On Sun, Feb 28, 2016 at 11:45 PM, Rahul Gandhi <rahul.rahulg...@gmail.com>
wrote:

> I might be wrong here, but this is what I understand:
>
> Let's say you have something like this:
>
>
> class Recipe(models.Model):
>     name = models.CharField(max_length=255)
>     description = models.TextField()
>
>
> class Step(models.Model):
>     step_number = models.IntegerField()
>     description = models.TextField()
>     recipe = models.ForeignKey(Recipe)
>
>
> now, if I do the following in the shell:
>
> recipe = Recipe.objects.get(id=1)
> recipe.steps
>
> wouldn't this give an error?
>

> To get the step, I could do something like
> recipe.step_set
>
> but I don't think I'll be able to do recipe.steps
>
>
Given that model, you're right, sorry about that. My brain was moving
faster than my fingers. All of my mentions of recipe.steps were meant as a
reference to recipe.step_set. In my head I had already set the related_name
to 'steps', like so:

recipe = models.ForeignKey(Recipe, related_name='steps')
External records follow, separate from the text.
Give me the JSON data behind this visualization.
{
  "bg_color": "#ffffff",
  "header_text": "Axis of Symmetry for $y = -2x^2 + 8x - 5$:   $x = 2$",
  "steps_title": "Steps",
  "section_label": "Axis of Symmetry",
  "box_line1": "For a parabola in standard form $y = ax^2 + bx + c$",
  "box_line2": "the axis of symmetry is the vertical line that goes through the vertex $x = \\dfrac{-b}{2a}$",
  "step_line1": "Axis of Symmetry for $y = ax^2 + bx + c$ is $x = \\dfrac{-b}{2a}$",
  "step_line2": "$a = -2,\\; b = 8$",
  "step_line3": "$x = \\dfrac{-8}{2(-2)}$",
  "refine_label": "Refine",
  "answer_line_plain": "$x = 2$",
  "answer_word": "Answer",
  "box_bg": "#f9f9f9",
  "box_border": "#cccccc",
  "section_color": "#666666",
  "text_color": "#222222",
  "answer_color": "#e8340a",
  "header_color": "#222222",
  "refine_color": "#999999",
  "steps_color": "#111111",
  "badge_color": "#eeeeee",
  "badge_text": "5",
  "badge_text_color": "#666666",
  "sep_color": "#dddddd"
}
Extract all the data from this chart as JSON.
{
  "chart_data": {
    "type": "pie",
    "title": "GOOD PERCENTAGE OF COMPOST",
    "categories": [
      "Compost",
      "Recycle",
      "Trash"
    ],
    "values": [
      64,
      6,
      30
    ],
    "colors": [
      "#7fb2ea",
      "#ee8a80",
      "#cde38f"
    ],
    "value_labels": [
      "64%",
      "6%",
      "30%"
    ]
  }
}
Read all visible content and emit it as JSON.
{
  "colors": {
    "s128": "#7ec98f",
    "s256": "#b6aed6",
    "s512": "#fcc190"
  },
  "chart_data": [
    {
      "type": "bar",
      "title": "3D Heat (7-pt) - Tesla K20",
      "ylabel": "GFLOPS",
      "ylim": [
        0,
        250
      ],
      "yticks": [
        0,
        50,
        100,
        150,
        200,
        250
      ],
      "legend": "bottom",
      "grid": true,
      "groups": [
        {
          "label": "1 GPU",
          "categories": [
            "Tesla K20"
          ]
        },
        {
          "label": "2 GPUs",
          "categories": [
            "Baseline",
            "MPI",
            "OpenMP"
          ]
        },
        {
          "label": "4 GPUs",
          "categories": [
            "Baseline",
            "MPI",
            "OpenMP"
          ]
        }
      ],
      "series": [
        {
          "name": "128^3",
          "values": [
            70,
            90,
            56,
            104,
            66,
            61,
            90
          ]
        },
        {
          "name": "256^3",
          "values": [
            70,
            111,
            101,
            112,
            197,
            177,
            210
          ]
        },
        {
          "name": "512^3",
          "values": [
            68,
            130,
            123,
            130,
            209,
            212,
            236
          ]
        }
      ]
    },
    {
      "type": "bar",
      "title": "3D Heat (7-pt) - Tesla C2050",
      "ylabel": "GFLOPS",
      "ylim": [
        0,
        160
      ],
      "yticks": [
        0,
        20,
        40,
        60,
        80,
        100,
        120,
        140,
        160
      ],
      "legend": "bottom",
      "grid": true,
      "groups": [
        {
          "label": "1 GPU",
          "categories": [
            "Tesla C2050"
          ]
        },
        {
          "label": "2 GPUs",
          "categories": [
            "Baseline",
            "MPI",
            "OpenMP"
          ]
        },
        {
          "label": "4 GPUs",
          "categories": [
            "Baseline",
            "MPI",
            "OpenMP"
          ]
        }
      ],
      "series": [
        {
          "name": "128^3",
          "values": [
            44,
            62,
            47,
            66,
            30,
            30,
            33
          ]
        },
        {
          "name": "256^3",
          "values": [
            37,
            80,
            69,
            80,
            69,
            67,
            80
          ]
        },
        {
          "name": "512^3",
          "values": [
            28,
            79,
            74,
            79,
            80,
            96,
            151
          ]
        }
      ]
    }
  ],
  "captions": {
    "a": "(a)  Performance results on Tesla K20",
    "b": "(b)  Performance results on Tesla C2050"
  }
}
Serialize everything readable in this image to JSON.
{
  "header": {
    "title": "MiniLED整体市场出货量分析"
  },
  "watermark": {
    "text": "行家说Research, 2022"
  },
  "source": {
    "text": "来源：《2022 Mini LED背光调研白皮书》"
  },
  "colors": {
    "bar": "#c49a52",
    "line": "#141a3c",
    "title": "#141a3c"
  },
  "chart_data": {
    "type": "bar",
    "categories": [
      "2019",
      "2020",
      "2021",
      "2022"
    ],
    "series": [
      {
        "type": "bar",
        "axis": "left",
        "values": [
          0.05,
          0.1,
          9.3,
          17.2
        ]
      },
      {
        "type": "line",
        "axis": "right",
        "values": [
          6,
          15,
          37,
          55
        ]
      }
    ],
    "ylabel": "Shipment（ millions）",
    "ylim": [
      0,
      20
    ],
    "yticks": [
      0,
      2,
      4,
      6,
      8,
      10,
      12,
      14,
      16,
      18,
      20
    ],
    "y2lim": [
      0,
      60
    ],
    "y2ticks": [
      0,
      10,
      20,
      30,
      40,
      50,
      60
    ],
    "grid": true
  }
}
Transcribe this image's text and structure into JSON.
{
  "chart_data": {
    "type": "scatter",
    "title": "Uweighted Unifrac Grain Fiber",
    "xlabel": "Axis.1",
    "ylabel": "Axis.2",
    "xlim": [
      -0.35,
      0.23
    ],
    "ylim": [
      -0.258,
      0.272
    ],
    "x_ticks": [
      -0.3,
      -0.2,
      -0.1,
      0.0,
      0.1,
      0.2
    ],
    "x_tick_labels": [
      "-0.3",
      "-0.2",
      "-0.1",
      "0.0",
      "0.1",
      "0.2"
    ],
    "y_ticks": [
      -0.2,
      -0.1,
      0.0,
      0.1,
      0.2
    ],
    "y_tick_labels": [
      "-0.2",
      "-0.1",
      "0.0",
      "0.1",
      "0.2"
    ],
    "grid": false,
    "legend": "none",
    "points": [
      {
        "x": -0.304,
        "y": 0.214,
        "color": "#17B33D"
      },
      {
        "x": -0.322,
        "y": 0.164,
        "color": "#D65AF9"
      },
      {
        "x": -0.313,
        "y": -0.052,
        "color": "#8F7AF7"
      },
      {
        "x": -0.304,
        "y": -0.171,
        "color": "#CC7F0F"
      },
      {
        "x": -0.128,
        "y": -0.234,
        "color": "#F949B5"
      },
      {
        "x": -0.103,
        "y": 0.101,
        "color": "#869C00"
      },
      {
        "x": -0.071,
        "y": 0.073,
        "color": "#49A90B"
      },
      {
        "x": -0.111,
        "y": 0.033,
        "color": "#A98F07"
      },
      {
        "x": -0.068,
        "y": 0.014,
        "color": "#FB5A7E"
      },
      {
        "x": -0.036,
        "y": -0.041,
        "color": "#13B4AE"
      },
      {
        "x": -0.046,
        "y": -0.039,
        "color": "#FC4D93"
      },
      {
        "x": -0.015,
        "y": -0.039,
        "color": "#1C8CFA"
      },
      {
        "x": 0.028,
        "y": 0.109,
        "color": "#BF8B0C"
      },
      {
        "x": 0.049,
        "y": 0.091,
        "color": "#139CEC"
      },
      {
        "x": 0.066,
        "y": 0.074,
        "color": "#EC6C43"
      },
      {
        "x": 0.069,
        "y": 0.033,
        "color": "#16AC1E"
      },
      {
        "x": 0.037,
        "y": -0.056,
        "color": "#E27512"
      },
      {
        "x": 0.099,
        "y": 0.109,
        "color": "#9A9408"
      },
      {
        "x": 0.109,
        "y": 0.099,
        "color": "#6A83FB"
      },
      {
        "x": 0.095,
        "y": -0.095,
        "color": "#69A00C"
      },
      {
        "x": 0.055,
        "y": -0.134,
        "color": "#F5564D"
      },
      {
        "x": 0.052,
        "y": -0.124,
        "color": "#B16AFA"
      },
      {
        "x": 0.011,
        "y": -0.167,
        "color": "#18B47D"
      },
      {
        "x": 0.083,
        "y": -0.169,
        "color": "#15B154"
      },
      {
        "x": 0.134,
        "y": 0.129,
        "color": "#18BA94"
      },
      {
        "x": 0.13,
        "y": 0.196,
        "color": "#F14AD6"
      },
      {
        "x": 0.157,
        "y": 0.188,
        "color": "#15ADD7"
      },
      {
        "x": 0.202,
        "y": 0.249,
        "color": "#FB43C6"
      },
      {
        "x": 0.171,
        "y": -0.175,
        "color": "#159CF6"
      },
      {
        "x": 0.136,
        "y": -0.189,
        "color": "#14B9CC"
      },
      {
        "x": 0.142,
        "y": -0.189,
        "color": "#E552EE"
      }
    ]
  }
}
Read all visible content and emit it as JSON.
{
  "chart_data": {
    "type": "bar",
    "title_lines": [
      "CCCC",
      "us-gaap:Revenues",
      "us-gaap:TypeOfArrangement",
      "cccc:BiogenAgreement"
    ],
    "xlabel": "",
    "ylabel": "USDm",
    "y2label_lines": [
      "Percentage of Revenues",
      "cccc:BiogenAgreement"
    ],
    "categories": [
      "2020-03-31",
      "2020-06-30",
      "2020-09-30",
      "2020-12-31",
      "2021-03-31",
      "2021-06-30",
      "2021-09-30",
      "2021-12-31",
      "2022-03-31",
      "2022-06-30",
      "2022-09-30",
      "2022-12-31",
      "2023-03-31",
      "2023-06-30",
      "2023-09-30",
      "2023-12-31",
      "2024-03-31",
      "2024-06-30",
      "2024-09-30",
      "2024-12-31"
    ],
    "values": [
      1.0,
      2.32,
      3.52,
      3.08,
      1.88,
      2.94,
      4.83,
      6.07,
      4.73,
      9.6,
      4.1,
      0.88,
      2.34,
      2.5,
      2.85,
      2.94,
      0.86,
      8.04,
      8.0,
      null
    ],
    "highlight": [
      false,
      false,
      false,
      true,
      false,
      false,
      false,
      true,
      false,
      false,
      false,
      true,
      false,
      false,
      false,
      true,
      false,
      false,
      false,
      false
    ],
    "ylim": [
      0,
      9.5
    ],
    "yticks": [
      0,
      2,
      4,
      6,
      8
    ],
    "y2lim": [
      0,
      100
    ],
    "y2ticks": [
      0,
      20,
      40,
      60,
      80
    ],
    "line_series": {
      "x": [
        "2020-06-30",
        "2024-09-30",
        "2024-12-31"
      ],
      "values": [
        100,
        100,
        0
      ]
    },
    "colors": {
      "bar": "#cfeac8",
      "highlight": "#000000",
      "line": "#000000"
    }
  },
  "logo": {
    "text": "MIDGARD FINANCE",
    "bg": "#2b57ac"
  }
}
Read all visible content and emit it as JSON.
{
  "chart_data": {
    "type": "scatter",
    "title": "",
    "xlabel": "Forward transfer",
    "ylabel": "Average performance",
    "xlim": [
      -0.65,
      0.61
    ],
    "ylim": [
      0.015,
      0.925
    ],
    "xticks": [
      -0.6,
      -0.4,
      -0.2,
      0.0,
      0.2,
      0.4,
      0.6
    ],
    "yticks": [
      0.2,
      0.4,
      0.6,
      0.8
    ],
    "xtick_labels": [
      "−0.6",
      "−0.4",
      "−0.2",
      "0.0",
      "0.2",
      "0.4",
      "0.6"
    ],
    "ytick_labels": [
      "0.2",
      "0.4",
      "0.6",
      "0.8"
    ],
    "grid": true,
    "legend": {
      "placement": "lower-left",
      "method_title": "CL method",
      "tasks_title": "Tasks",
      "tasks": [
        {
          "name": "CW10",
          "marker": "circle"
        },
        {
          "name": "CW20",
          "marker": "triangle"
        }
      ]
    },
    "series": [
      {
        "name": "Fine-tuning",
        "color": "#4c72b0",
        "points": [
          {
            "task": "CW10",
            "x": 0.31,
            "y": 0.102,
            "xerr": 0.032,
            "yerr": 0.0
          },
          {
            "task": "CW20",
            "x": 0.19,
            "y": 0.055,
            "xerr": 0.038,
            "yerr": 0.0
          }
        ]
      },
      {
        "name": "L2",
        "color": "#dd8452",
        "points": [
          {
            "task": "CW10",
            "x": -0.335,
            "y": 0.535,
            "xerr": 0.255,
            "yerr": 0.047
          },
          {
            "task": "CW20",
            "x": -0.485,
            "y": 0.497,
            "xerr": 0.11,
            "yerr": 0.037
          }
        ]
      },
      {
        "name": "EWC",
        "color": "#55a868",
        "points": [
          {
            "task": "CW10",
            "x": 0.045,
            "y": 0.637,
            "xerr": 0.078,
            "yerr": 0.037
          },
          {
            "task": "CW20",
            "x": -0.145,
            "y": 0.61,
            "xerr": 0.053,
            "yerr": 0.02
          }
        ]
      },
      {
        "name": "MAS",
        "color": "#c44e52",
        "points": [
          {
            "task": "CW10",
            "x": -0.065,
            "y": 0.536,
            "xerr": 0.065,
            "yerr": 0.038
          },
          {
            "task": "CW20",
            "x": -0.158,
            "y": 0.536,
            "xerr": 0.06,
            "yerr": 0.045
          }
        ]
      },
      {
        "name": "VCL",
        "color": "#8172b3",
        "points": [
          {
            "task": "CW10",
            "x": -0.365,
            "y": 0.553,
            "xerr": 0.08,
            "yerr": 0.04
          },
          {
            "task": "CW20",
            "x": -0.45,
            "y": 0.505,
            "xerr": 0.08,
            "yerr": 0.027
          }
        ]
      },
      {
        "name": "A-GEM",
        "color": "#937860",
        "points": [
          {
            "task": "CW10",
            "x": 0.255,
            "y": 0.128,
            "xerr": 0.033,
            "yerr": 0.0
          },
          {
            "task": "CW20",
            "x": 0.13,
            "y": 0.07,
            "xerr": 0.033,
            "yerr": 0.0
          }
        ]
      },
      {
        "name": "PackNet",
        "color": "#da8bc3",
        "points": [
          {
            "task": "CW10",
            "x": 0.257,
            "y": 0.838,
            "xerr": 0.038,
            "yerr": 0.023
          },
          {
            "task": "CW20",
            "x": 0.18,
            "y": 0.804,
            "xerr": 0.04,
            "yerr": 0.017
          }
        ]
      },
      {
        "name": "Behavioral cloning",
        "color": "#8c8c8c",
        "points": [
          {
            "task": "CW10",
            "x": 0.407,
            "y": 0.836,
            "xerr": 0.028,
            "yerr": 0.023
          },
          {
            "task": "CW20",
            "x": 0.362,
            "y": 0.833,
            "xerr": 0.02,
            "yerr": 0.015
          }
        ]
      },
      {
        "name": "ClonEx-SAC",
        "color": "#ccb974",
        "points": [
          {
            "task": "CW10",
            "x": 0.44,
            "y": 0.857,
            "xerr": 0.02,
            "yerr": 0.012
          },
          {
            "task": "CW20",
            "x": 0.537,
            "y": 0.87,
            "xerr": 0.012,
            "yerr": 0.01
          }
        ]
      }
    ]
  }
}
This way you can use recipe.steps rather than recipe.step_set. Both are
equivalent, but the custom related_name is easier to track for a human. The
relation does act like its own manager though, so you would actually have
to say recipe.steps.all() to get all of the steps (since a separate query
is used to pull all of the steps). The template code would also have to be
adjusted to include the .all (no parenthesis there). Also be sure to
determine whether or not you should use prefetch_related for your list
views (
https://docs.djangoproject.com/en/1.9/ref/models/querysets/#prefetch-related
).

However, this model does match what I assumed you had. I'm also assuming
that you have a M2M relationship with Ingredient with a custom 'through'
table so that you can match steps with ingredients and store other things
like measurements on that relation?

I would make a suggestion, though. Instead of using a 'step_number', you
should look at using django-ordered-model instead. It does a very good job
of keeping things, well, ordered. It also has other functionality like
performing a renumber automatically if you decide that step 2 should
actually be step 18 (and renumbers all of the other steps appropriately).
The 'order' that is uses is zero-based, but you can add a simple property
step_number that returns self.order + 1 (and sets the order correctly if
you are renumbering by step). You'll also need to implement their
'order_with_respect_to', probably point it at the recipe field.